In November 1948, the takahe, which had not been sighted for 50 years and long thought extinct, was discovered in Fiordland’s remote Murchison Mountains. The discovery was made not by a scientist or wildlife specialist, but by Southland medical doctor Geoffrey Orbell. A keen tramper and hunter, Orbell was convinced that the takahe was the source of strange bird calls he had heard when tramping in the area. His tracking and locating of three takahe in 1948 caused an immense stir among the public, and the government quickly closed off this remote part of Fiordland National Park in an effort to protect this last known population.
The excitement this discovery must have caused, among the public and wildlife practitioners alike, is hard to imagine. The following excerpt, from the Southland News in February 1897 – more than half a century before this discovery – demonstrates that even then, most people were resigned to the likelihood that the takahe would follow the same inevitable path to extinction as the huia:
So far as is known only three specimens of this bird have ever come into the hands of white men, the first being captured in 1849, and the last in 1881. As figured in Sir Walter Buller’s “Birds of New Zealand”, the notornis or takahe was a handsome bird, resembling in many respects the swamp hen. Its only known haunt was the wild country in southern Westland and Otago, the first bird being caught on Resolution Island, and the second on Secretary Island in the same locality, and the third and last in a stretch of barren country called the Wilderness, on the way from Lumsden to Te Anau. We learn also from Mr Fenwick that Mr Richard Henry, the Curator of Resolution Island, is not without hopes of yet finding live specimens of the takahe, and transferring them out of harms way to his island. He feels sure that the natural habitat of the bird is in localities where the bog pine grows, and that the feeds of the three are probably part of its food…

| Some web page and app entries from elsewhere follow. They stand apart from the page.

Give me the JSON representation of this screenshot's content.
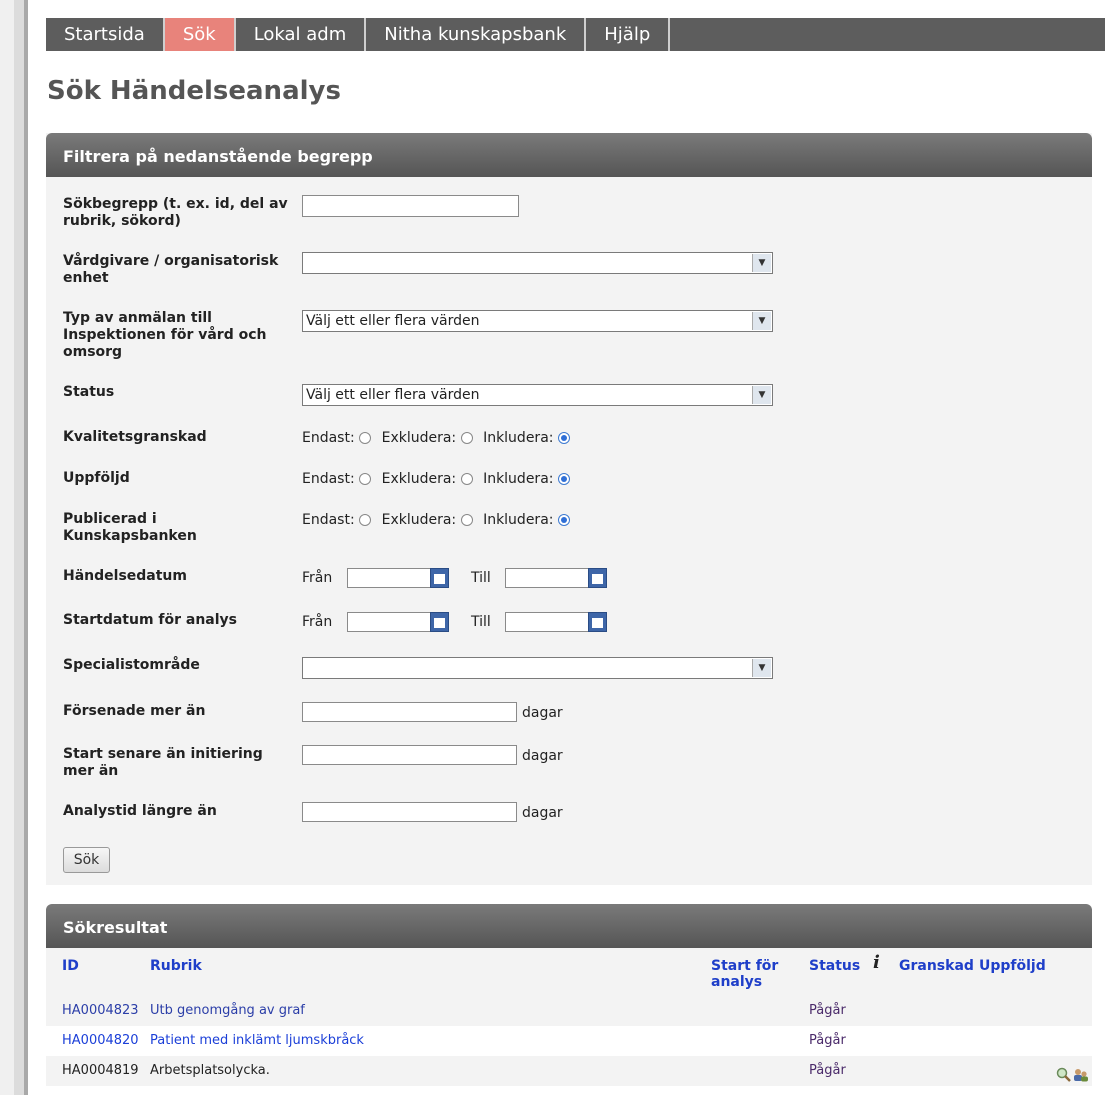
{
  "nav": [
    "Startsida",
    "Sök",
    "Lokal adm",
    "Nitha kunskapsbank",
    "Hjälp"
  ],
  "page_title": "Sök Händelseanalys",
  "filter": {
    "heading": "Filtrera på nedanstående begrepp",
    "search_label": "Sökbegrepp (t. ex. id, del av rubrik, sökord)",
    "caregiver_label": "Vårdgivare / organisatorisk enhet",
    "report_type_label": "Typ av anmälan till Inspektionen för vård och omsorg",
    "report_type_value": "Välj ett eller flera värden",
    "status_label": "Status",
    "status_value": "Välj ett eller flera värden",
    "quality_label": "Kvalitetsgranskad",
    "followup_label": "Uppföljd",
    "published_label": "Publicerad i Kunskapsbanken",
    "opt_only": "Endast:",
    "opt_exclude": "Exkludera:",
    "opt_include": "Inkludera:",
    "event_date_label": "Händelsedatum",
    "start_date_label": "Startdatum för analys",
    "from": "Från",
    "to": "Till",
    "specialty_label": "Specialistområde",
    "delayed_label": "Försenade mer än",
    "start_later_label": "Start senare än initiering mer än",
    "analysis_time_label": "Analystid längre än",
    "days": "dagar",
    "search_button": "Sök"
  },
  "results": {
    "heading": "Sökresultat",
    "columns": {
      "id": "ID",
      "rubrik": "Rubrik",
      "start": "Start för analys",
      "status": "Status",
      "info": "i",
      "granskad": "Granskad",
      "uppfoljd": "Uppföljd"
    },
    "rows": [
      {
        "id": "HA0004823",
        "rubrik": "Utb genomgång av graf",
        "status": "Pågår"
      },
      {
        "id": "HA0004820",
        "rubrik": "Patient med inklämt ljumskbråck",
        "status": "Pågår"
      },
      {
        "id": "HA0004819",
        "rubrik": "Arbetsplatsolycka.",
        "status": "Pågår"
      }
    ]
  }
}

…He hopes, therefore, some day, to prove, by a thorough search of some of the unexplored patches, that the takahe is not yet extinct. Against this hope has to be put the fact that ground birds of the Sounds region have greatly diminished in numbers during the last few years owing to the spread of weasels, ferrets, and cats and the takahe, although capable, one would suppose, of dealing a severe blow at an enemy with its formidable beak, would be no match for either weasel or ferret. It is sixteen years since one of these birds was seen, and although reports have gained currency from time to time of its peculiar booming cry being heard in the remoter parts of the wild country it used to inhabit, they have lacked confirmation. It may yet exist in some out of the way untrodden valley, but we fear the chances are against this. It may be mentioned that none of the three specimens captured is to be seen in this colony. Two are in the British Museum, and the other in the Dresden.
The flightless takahe was once widespread in both North and South Islands. But, with the arrival of mammal predators, all but the Fiordland population was wiped out. The Murchison and nearby Stuart mountains are the only sites where takahe now thrive without human intervention.
Without the efforts of this determined enthusiast, we may have only later discovered this last surviving population of takahe – possibly too late to save them from the damaging effects of predators.
[Figure above: For many decades, the takahe was only know by this illustration in Sir Walter Buller’s 1888 tome, “A history of birds of New Zealand” – thanks to the efforts of Orbell and others, we are now lucky to be able to see the bird in the flesh.]